Collectively, improved understanding of peatland fires will help inform ongoing efforts to reduce fire over Indonesia. During your studentship you will have the opportunity to work as part of a large, multi-disciplinary team involving universities across the UK and Indonesia, focused on drought and peatland fires in Indonesian Borneo. You will be encouraged to, and supported in, presenting your work to a variety of stakeholders including charities, non-governmental organisations (NGOs), businesses and relevant governments. You will become a member of the Biosphere Atmosphere Research Group (BAG) and join the Leeds Ecosystem, Atmosphere and Forest (LEAF) centre at the University of Leeds.

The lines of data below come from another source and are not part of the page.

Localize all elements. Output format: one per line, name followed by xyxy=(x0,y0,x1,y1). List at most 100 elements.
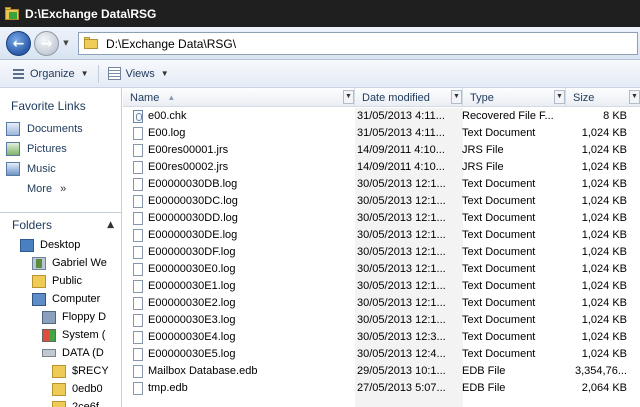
file-type: Text Document xyxy=(462,229,536,241)
file-icon xyxy=(133,144,143,157)
chk-file-icon xyxy=(133,110,143,123)
file-name: e00.chk xyxy=(148,110,187,122)
column-header-date[interactable]: Date modified ▼ xyxy=(355,88,463,107)
favorite-documents[interactable]: Documents xyxy=(6,120,83,138)
column-label: Type xyxy=(470,91,494,104)
file-icon xyxy=(133,195,143,208)
tree-label: 0edb0 xyxy=(72,383,103,395)
file-row[interactable]: Mailbox Database.edb 29/05/2013 10:1... … xyxy=(123,363,640,380)
file-name: E00000030DB.log xyxy=(148,178,238,190)
organize-label: Organize xyxy=(30,67,75,80)
file-type: EDB File xyxy=(462,365,506,377)
file-icon xyxy=(133,161,143,174)
file-row[interactable]: E00000030E1.log 30/05/2013 12:1... Text … xyxy=(123,278,640,295)
column-header-type[interactable]: Type ▼ xyxy=(463,88,566,107)
favorite-music[interactable]: Music xyxy=(6,160,56,178)
file-size: 1,024 KB xyxy=(581,263,627,275)
tree-item-desktop[interactable]: Desktop xyxy=(20,236,80,254)
chevron-down-icon: ▼ xyxy=(80,69,89,78)
file-size: 1,024 KB xyxy=(581,178,627,190)
file-type: Text Document xyxy=(462,127,536,139)
column-header-name[interactable]: Name ▲ ▼ xyxy=(123,88,355,107)
tree-item-computer[interactable]: Computer xyxy=(32,290,100,308)
column-header-size[interactable]: Size ▼ xyxy=(566,88,640,107)
folder-icon xyxy=(5,6,21,22)
file-row[interactable]: E00000030DD.log 30/05/2013 12:1... Text … xyxy=(123,210,640,227)
folder-icon xyxy=(52,382,66,396)
file-icon xyxy=(133,365,143,378)
file-date: 30/05/2013 12:3... xyxy=(357,331,446,343)
tree-item-floppy[interactable]: Floppy D xyxy=(42,308,106,326)
floppy-icon xyxy=(42,310,56,324)
desktop-icon xyxy=(20,238,34,252)
recent-pages-dropdown[interactable]: ▼ xyxy=(61,38,71,48)
views-icon xyxy=(107,67,121,80)
file-size: 1,024 KB xyxy=(581,280,627,292)
file-row[interactable]: e00.chk 31/05/2013 4:11... Recovered Fil… xyxy=(123,108,640,125)
favorite-pictures[interactable]: Pictures xyxy=(6,140,67,158)
file-row[interactable]: E00000030E2.log 30/05/2013 12:1... Text … xyxy=(123,295,640,312)
tree-item-folder[interactable]: 2ce6f xyxy=(52,398,99,407)
column-filter-dropdown[interactable]: ▼ xyxy=(554,90,565,104)
file-row[interactable]: E00000030DE.log 30/05/2013 12:1... Text … xyxy=(123,227,640,244)
file-row[interactable]: E00000030E3.log 30/05/2013 12:1... Text … xyxy=(123,312,640,329)
file-type: Text Document xyxy=(462,212,536,224)
file-row[interactable]: E00000030DF.log 30/05/2013 12:1... Text … xyxy=(123,244,640,261)
back-button[interactable]: ← xyxy=(6,31,31,56)
file-icon xyxy=(133,280,143,293)
file-name: tmp.edb xyxy=(148,382,188,394)
file-icon xyxy=(133,212,143,225)
file-name: E00000030E0.log xyxy=(148,263,236,275)
file-date: 30/05/2013 12:1... xyxy=(357,314,446,326)
folders-header[interactable]: Folders ▲ xyxy=(0,212,121,236)
forward-button[interactable]: → xyxy=(34,31,59,56)
tree-item-system[interactable]: System ( xyxy=(42,326,105,344)
file-row[interactable]: E00000030E0.log 30/05/2013 12:1... Text … xyxy=(123,261,640,278)
tree-item-recycle[interactable]: $RECY xyxy=(52,362,109,380)
organize-button[interactable]: Organize ▼ xyxy=(6,63,95,85)
tree-label: DATA (D xyxy=(62,347,104,359)
file-type: Text Document xyxy=(462,195,536,207)
tree-item-data-drive[interactable]: DATA (D xyxy=(42,344,104,362)
folder-icon xyxy=(32,274,46,288)
column-label: Size xyxy=(573,91,595,104)
column-filter-dropdown[interactable]: ▼ xyxy=(451,90,462,104)
drive-icon xyxy=(42,349,56,357)
file-type: Text Document xyxy=(462,331,536,343)
folder-icon xyxy=(52,400,66,407)
address-bar[interactable]: D:\Exchange Data\RSG\ xyxy=(78,32,638,55)
file-row[interactable]: E00000030DC.log 30/05/2013 12:1... Text … xyxy=(123,193,640,210)
file-row[interactable]: E00res00001.jrs 14/09/2011 4:10... JRS F… xyxy=(123,142,640,159)
file-row[interactable]: E00res00002.jrs 14/09/2011 4:10... JRS F… xyxy=(123,159,640,176)
favorite-label: Pictures xyxy=(27,143,67,155)
file-name: E00.log xyxy=(148,127,186,139)
file-icon xyxy=(133,331,143,344)
tree-label: $RECY xyxy=(72,365,109,377)
file-size: 1,024 KB xyxy=(581,229,627,241)
favorite-more[interactable]: More » xyxy=(27,180,66,198)
views-button[interactable]: Views ▼ xyxy=(102,63,175,85)
file-row[interactable]: E00000030E5.log 30/05/2013 12:4... Text … xyxy=(123,346,640,363)
file-row[interactable]: E00000030E4.log 30/05/2013 12:3... Text … xyxy=(123,329,640,346)
file-size: 1,024 KB xyxy=(581,331,627,343)
double-chevron-icon: » xyxy=(60,183,67,195)
file-row[interactable]: E00.log 31/05/2013 4:11... Text Document… xyxy=(123,125,640,142)
file-name: Mailbox Database.edb xyxy=(148,365,258,377)
file-date: 30/05/2013 12:1... xyxy=(357,212,446,224)
tree-item-folder[interactable]: 0edb0 xyxy=(52,380,103,398)
file-date: 31/05/2013 4:11... xyxy=(357,110,445,122)
tree-item-user[interactable]: Gabriel We xyxy=(32,254,107,272)
file-row[interactable]: tmp.edb 27/05/2013 5:07... EDB File 2,06… xyxy=(123,380,640,397)
file-name: E00000030E3.log xyxy=(148,314,236,326)
file-row[interactable]: E00000030DB.log 30/05/2013 12:1... Text … xyxy=(123,176,640,193)
tree-label: Gabriel We xyxy=(52,257,107,269)
column-filter-dropdown[interactable]: ▼ xyxy=(629,90,640,104)
file-date: 27/05/2013 5:07... xyxy=(357,382,446,394)
file-rows: e00.chk 31/05/2013 4:11... Recovered Fil… xyxy=(123,108,640,397)
file-name: E00000030E2.log xyxy=(148,297,236,309)
file-icon xyxy=(133,263,143,276)
column-filter-dropdown[interactable]: ▼ xyxy=(343,90,354,104)
file-icon xyxy=(133,297,143,310)
file-size: 1,024 KB xyxy=(581,195,627,207)
tree-item-public[interactable]: Public xyxy=(32,272,82,290)
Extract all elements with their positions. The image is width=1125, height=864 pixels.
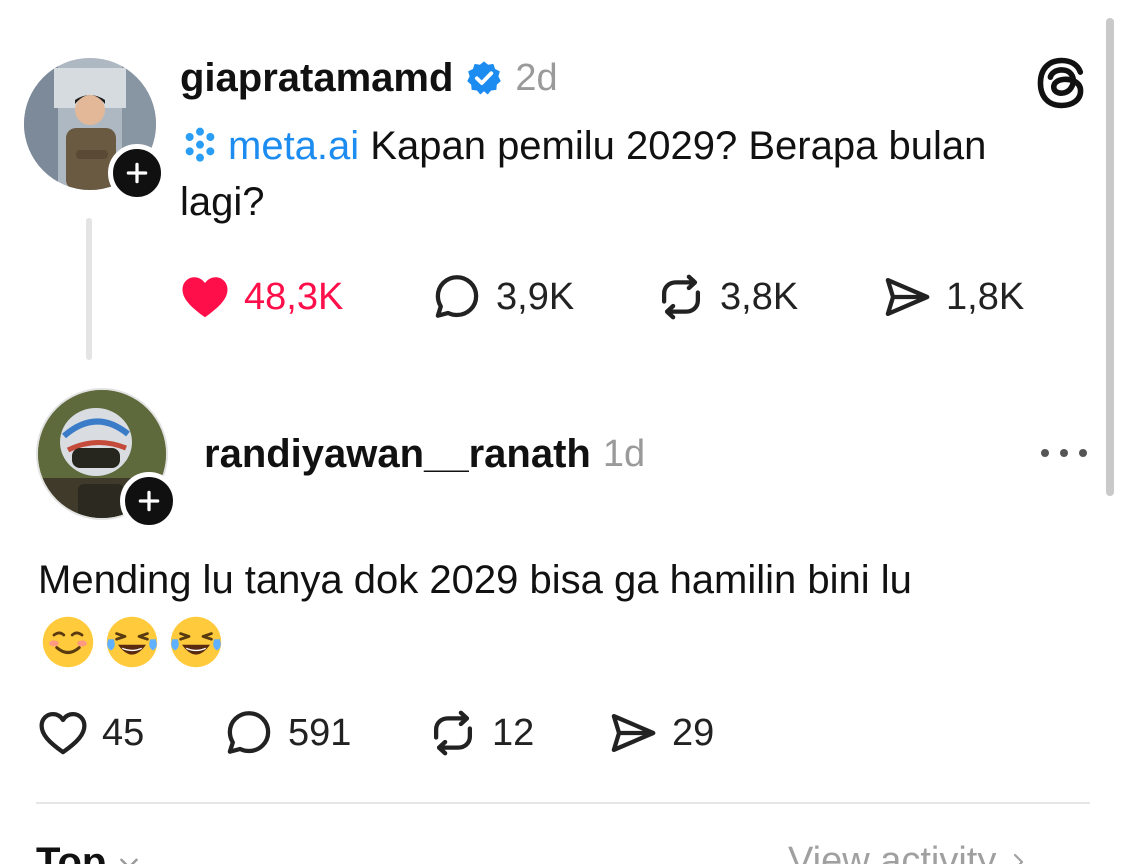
divider	[36, 802, 1090, 804]
repost-button[interactable]: 12	[426, 706, 606, 760]
view-activity-link[interactable]: View activity	[788, 840, 1030, 864]
plus-icon	[138, 490, 160, 512]
reply-timestamp: 1d	[602, 432, 646, 475]
reply-username[interactable]: randiyawan__ranath	[204, 432, 591, 477]
chevron-right-icon	[1014, 853, 1024, 864]
reply-action-bar: 45 591 12 29	[36, 702, 714, 764]
threads-logo-icon[interactable]	[1032, 54, 1090, 112]
reply-author-row: randiyawan__ranath 1d	[204, 428, 645, 480]
reply-button[interactable]: 591	[222, 706, 426, 760]
like-button[interactable]: 48,3K	[178, 270, 430, 324]
view-activity-label: View activity	[788, 840, 997, 864]
repost-icon	[433, 710, 473, 756]
reply-count: 591	[288, 711, 352, 754]
repost-count: 3,8K	[720, 275, 799, 318]
share-count: 1,8K	[946, 275, 1025, 318]
sort-label: Top	[36, 840, 107, 864]
post-timestamp: 2d	[515, 56, 558, 99]
share-button[interactable]: 29	[606, 706, 714, 760]
like-count: 45	[102, 711, 145, 754]
verified-badge-icon	[467, 61, 502, 95]
reply-count: 3,9K	[496, 275, 575, 318]
plus-icon	[126, 162, 148, 184]
send-icon	[885, 277, 930, 317]
post-body: meta.ai Kapan pemilu 2029? Berapa bulan …	[180, 118, 1040, 230]
tears-of-joy-icon	[106, 616, 158, 668]
more-options-icon[interactable]	[1036, 438, 1092, 468]
follow-plus-button[interactable]	[108, 144, 166, 202]
share-button[interactable]: 1,8K	[880, 270, 1024, 324]
smiling-face-icon	[42, 616, 94, 668]
scrollbar[interactable]	[1106, 18, 1114, 496]
post-username[interactable]: giapratamamd	[180, 56, 453, 101]
reply-text: Mending lu tanya dok 2029 bisa ga hamili…	[38, 558, 912, 602]
chevron-down-icon	[120, 858, 139, 864]
heart-outline-icon	[39, 711, 87, 755]
thread-line	[86, 218, 92, 360]
repost-icon	[661, 274, 701, 320]
reply-emojis	[40, 614, 224, 670]
share-count: 29	[672, 711, 715, 754]
meta-ai-icon	[185, 127, 215, 162]
comment-icon	[435, 275, 479, 318]
send-icon	[611, 713, 656, 753]
like-count: 48,3K	[244, 275, 344, 318]
sort-dropdown[interactable]: Top	[36, 840, 142, 864]
follow-plus-button[interactable]	[120, 472, 178, 530]
repost-button[interactable]: 3,8K	[654, 270, 880, 324]
like-button[interactable]: 45	[36, 706, 222, 760]
meta-ai-mention-link[interactable]: meta.ai	[228, 124, 359, 168]
reply-button[interactable]: 3,9K	[430, 270, 654, 324]
repost-count: 12	[492, 711, 535, 754]
post-author-row: giapratamamd 2d	[180, 52, 558, 104]
comment-icon	[227, 711, 271, 754]
heart-filled-icon	[182, 277, 228, 318]
post-action-bar: 48,3K 3,9K 3,8K 1,8K	[178, 266, 1024, 328]
tears-of-joy-icon	[170, 616, 222, 668]
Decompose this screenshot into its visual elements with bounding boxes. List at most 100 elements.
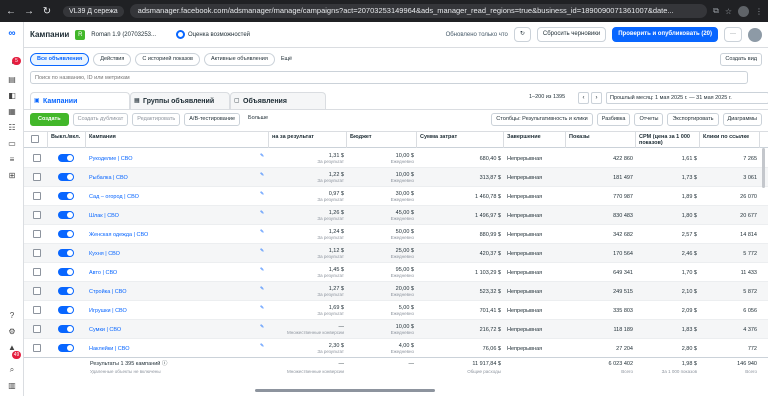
columns-button[interactable]: Столбцы: Результативность и клики (491, 113, 593, 126)
forward-icon[interactable]: → (23, 6, 35, 17)
pin-icon[interactable]: ✎ (260, 286, 264, 292)
budget-cell[interactable]: 50,00 $ Ежедневно (347, 225, 417, 244)
row-checkbox[interactable] (33, 173, 41, 181)
campaign-toggle[interactable] (58, 230, 74, 238)
prev-page-button[interactable]: ‹ (578, 92, 589, 104)
header-link-clicks[interactable]: Клики по ссылке (700, 132, 760, 148)
table-row[interactable]: Стройка | СВО ✎ 1,27 $ За результат 20,00 $ Е… (24, 282, 768, 301)
budget-cell[interactable]: 25,00 $ Ежедневно (347, 244, 417, 263)
campaign-name[interactable]: Рукоделие | СВО (89, 156, 258, 162)
help-icon[interactable]: ? (5, 310, 19, 322)
campaign-toggle[interactable] (58, 173, 74, 181)
campaign-toggle[interactable] (58, 154, 74, 162)
filter-actions[interactable]: Действия (93, 52, 132, 66)
campaign-toggle[interactable] (58, 268, 74, 276)
campaign-name[interactable]: Авто | СВО (89, 270, 258, 276)
budget-cell[interactable]: 20,00 $ Ежедневно (347, 282, 417, 301)
header-campaign[interactable]: Кампания (86, 132, 269, 148)
filter-all-ads[interactable]: Все объявления (30, 52, 90, 66)
campaign-toggle[interactable] (58, 192, 74, 200)
date-range-picker[interactable]: Прошлый месяц: 1 мая 2025 г. — 31 мая 20… (606, 92, 768, 104)
search-icon[interactable]: ⌕ (5, 364, 19, 376)
campaign-name[interactable]: Игрушки | СВО (89, 308, 258, 314)
pin-icon[interactable]: ✎ (260, 210, 264, 216)
header-impressions[interactable]: Показы (566, 132, 636, 148)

This PhD is part of the NERC and UK Space Agency funded Centre for Doctoral Training "SENSE": the Centre for Satellite Data in Environmental Science. SENSE will train 50 PhD students to tackle cross-disciplinary environmental problems by applying the latest data science techniques to satellite data. All our students will receive extensive training on satellite data and AI/Machine Learning, as well as attending a field course on drones, and residential courses hosted by the Satellite Applications Catapult (Harwell), and ESA (Rome). All students will experience extensive training on professional skills, including spending 3 months on an industry placement. See http://www.eo-cdt.org
Kiely, L., et al., Air quality and health impacts of vegetation and peat fires in Equatorial Asia during 2004–2015, Environ. Res. Lett., 15 (094054) 2020.